Selain itu, ia juga mengungkapkan potensi terjadinya kekerasan dalam pemilu. Kekerasan bisa saja muncul dan dilakukan oleh siapa saja yang berkepentingan. Namun, ia sendiri berharap, pemilu kali berjalan dengan damai dan santun.

BacaSoal Kampanye Terbuka, Ini Pesan Wakil Ketua MPR Mahyudin

“Kekerasan pemilu dibagi tiga, fisik atau luka, serangan milik negara atau pribadi, ancaman untuk melakukan kekerasan dan penyerangan terhadap fasilitas properti,”

Terhadap adanya potensi kekerasan dalam pemilu, Titi berharap, pihak keamanan mampu mencegahnya. Sebab, kekerasan yang sifat kecil akan berpotensi menyulut konflik yang lebih besar di masyarakat. Ia menambahkan, masyarakat diminta untuk saling menjaga dan menghargai pilihan politik masing-masing.

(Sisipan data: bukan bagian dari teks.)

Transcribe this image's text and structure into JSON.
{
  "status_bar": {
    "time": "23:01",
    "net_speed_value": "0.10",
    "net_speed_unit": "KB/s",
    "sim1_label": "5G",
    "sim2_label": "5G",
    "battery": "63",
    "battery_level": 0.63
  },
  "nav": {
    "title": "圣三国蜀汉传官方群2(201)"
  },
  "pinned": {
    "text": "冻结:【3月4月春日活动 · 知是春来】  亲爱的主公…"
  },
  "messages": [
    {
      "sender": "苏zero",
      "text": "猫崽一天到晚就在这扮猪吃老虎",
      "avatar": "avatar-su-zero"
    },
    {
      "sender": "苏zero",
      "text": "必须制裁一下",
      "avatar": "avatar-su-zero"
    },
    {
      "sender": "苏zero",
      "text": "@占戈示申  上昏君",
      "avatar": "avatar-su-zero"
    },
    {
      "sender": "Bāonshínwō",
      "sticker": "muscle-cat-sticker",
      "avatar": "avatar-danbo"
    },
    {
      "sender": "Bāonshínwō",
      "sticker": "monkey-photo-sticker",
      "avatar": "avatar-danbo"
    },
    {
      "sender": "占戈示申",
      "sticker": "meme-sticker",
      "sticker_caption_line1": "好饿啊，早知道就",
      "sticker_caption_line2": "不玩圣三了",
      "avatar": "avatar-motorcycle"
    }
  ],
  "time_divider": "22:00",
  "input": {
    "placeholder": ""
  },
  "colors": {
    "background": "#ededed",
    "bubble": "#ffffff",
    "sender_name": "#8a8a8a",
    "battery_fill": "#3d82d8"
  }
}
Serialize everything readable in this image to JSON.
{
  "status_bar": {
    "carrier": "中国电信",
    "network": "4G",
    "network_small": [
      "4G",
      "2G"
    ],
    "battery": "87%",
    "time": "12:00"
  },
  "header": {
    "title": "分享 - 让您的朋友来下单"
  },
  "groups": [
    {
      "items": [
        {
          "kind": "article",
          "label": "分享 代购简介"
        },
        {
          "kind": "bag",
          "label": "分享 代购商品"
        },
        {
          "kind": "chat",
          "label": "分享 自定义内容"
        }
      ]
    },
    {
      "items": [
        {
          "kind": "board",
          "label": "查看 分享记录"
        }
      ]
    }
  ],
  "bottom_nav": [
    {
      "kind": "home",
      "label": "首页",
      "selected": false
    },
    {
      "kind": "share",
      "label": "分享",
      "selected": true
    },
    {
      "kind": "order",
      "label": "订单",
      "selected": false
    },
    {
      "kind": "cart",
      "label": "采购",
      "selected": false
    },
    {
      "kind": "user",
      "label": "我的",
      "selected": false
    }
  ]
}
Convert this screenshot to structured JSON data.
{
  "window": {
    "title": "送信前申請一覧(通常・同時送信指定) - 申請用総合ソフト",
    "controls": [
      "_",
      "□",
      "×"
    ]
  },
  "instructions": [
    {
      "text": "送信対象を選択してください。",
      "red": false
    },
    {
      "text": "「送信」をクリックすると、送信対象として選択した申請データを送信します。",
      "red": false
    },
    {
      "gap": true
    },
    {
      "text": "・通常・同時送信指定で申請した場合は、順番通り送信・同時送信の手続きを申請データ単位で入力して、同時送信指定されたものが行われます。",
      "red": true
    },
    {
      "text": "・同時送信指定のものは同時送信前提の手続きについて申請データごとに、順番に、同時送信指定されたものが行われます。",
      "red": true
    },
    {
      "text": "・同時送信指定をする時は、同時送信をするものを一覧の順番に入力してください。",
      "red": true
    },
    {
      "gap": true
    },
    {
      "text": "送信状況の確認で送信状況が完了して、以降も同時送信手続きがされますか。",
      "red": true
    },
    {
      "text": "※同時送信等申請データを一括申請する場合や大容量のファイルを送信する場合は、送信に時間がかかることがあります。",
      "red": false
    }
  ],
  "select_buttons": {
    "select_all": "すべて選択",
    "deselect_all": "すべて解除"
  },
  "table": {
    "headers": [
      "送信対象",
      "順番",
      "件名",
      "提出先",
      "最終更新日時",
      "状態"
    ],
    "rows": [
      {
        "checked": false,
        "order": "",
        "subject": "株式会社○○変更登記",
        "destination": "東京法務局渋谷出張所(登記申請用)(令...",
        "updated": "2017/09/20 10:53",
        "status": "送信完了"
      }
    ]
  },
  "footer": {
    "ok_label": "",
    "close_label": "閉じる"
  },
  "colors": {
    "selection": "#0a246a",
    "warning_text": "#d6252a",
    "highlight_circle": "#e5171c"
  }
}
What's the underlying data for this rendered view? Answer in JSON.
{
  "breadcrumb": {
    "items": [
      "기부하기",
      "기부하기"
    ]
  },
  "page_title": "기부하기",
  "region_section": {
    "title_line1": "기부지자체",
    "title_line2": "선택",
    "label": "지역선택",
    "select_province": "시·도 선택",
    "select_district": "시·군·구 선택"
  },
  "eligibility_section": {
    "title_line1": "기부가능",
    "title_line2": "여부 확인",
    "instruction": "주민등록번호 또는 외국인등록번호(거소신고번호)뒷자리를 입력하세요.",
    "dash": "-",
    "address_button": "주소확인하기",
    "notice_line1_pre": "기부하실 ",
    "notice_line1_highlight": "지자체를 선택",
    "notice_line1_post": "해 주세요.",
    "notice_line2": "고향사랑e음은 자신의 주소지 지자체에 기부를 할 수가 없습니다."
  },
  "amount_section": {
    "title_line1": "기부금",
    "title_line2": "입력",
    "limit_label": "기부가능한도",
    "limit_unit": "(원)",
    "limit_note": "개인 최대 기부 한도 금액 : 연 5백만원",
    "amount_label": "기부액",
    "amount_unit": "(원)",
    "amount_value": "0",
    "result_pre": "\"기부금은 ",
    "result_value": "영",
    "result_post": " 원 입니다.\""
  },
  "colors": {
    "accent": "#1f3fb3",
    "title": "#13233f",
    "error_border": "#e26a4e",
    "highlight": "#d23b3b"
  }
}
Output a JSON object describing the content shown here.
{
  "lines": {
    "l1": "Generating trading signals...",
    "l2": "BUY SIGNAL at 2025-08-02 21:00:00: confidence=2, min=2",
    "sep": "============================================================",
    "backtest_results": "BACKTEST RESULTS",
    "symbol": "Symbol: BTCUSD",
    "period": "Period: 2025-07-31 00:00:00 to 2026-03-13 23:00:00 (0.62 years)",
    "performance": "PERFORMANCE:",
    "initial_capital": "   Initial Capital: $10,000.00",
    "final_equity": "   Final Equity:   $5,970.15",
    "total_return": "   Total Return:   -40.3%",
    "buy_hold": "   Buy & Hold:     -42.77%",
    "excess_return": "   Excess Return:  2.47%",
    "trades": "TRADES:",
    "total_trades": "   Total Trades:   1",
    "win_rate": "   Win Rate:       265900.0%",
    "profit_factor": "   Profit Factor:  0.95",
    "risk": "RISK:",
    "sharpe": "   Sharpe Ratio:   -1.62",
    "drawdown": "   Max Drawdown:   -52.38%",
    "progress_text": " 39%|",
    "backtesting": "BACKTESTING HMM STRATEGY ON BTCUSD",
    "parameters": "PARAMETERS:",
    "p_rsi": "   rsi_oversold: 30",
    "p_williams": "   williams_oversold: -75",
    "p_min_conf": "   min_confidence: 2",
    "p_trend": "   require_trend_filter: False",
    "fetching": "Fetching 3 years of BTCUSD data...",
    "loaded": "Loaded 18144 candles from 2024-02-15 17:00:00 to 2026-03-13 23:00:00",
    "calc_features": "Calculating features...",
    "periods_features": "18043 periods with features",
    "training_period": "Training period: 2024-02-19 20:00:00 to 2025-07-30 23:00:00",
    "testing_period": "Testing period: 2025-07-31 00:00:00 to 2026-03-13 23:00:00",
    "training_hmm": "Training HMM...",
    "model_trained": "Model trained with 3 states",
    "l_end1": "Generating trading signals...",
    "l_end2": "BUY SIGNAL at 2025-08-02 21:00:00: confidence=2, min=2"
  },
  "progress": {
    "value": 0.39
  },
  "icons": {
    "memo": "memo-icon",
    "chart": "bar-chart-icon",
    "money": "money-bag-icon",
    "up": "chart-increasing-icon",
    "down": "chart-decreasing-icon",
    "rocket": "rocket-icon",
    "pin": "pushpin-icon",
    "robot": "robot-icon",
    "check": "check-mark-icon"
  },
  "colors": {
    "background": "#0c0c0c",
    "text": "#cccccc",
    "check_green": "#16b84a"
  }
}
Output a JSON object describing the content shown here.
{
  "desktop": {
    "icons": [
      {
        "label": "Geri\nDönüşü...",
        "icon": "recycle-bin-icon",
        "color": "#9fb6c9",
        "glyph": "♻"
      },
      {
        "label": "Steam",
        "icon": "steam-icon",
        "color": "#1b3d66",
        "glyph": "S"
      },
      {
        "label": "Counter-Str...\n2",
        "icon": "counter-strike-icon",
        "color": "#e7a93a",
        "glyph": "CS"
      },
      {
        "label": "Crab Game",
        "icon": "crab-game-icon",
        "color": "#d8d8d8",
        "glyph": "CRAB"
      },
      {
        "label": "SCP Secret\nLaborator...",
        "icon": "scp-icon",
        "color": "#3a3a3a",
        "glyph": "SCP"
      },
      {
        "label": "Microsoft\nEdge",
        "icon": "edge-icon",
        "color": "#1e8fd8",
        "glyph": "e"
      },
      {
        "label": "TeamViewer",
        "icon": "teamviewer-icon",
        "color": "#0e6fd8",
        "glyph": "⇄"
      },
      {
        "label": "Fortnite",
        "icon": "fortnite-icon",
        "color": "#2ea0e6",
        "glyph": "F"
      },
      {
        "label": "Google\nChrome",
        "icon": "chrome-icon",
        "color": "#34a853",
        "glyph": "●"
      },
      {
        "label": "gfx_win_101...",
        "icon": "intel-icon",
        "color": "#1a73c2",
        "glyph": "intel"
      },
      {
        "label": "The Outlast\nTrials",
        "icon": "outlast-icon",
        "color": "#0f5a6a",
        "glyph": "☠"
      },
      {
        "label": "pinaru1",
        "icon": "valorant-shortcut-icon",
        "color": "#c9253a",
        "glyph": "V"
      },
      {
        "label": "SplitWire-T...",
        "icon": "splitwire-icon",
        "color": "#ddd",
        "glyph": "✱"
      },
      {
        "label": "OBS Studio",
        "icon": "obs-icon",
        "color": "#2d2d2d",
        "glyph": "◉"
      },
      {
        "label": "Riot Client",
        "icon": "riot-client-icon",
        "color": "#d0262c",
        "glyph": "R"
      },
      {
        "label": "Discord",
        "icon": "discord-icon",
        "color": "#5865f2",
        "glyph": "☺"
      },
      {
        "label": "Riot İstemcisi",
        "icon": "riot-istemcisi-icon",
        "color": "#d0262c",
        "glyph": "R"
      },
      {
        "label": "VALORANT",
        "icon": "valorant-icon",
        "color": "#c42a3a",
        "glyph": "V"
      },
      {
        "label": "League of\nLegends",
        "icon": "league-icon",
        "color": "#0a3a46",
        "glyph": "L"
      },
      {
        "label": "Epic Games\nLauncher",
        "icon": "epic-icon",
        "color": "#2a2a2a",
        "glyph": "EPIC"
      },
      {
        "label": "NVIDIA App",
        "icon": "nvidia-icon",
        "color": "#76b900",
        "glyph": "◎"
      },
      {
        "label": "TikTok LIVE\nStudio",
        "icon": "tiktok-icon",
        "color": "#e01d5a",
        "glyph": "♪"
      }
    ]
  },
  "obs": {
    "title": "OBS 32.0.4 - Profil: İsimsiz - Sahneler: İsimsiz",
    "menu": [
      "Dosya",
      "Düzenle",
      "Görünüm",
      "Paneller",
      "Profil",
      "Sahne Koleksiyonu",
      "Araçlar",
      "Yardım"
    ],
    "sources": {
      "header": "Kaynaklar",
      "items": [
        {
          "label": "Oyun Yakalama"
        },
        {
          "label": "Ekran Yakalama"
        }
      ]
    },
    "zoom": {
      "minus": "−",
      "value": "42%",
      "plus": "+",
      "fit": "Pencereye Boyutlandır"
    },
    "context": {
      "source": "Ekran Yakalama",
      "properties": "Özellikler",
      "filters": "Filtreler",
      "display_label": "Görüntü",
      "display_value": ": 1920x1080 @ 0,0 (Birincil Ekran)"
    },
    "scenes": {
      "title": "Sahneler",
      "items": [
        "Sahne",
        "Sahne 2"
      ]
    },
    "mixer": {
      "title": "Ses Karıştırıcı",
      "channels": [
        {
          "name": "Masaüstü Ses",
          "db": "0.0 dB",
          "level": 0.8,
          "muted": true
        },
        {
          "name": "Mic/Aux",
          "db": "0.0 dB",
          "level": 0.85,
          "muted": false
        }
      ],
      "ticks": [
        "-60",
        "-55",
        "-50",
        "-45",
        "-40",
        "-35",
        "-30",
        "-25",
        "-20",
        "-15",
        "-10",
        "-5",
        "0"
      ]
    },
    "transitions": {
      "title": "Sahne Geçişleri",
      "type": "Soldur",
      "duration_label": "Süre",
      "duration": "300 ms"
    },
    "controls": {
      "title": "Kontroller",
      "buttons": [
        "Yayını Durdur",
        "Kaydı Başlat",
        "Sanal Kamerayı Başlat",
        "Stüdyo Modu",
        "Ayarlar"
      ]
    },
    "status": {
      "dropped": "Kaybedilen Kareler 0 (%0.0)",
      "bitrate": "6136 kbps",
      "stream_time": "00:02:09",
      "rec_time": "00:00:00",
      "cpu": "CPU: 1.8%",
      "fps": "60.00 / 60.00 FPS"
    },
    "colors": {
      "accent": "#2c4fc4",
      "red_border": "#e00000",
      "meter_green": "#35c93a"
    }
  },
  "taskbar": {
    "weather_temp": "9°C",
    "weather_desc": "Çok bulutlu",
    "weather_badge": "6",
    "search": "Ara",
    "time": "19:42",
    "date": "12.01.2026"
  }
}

Untuk diketahui, pelaksanaan pemilu sudah memasuki masa kampanye terbuka. Kedua pasangan di pilpres telah melakukan kampanye pertama sesuai dengan jadwal masing-masing.

Adapun pasangan capres dan cawapres Jokowi dan Maruf Amin, memulai kampanye dari Banten. Sedangkan, pasangan Prabowo Subianto dan Sandiaga Uno berkampanye menado dan Makassar, Sulawesi Selatan.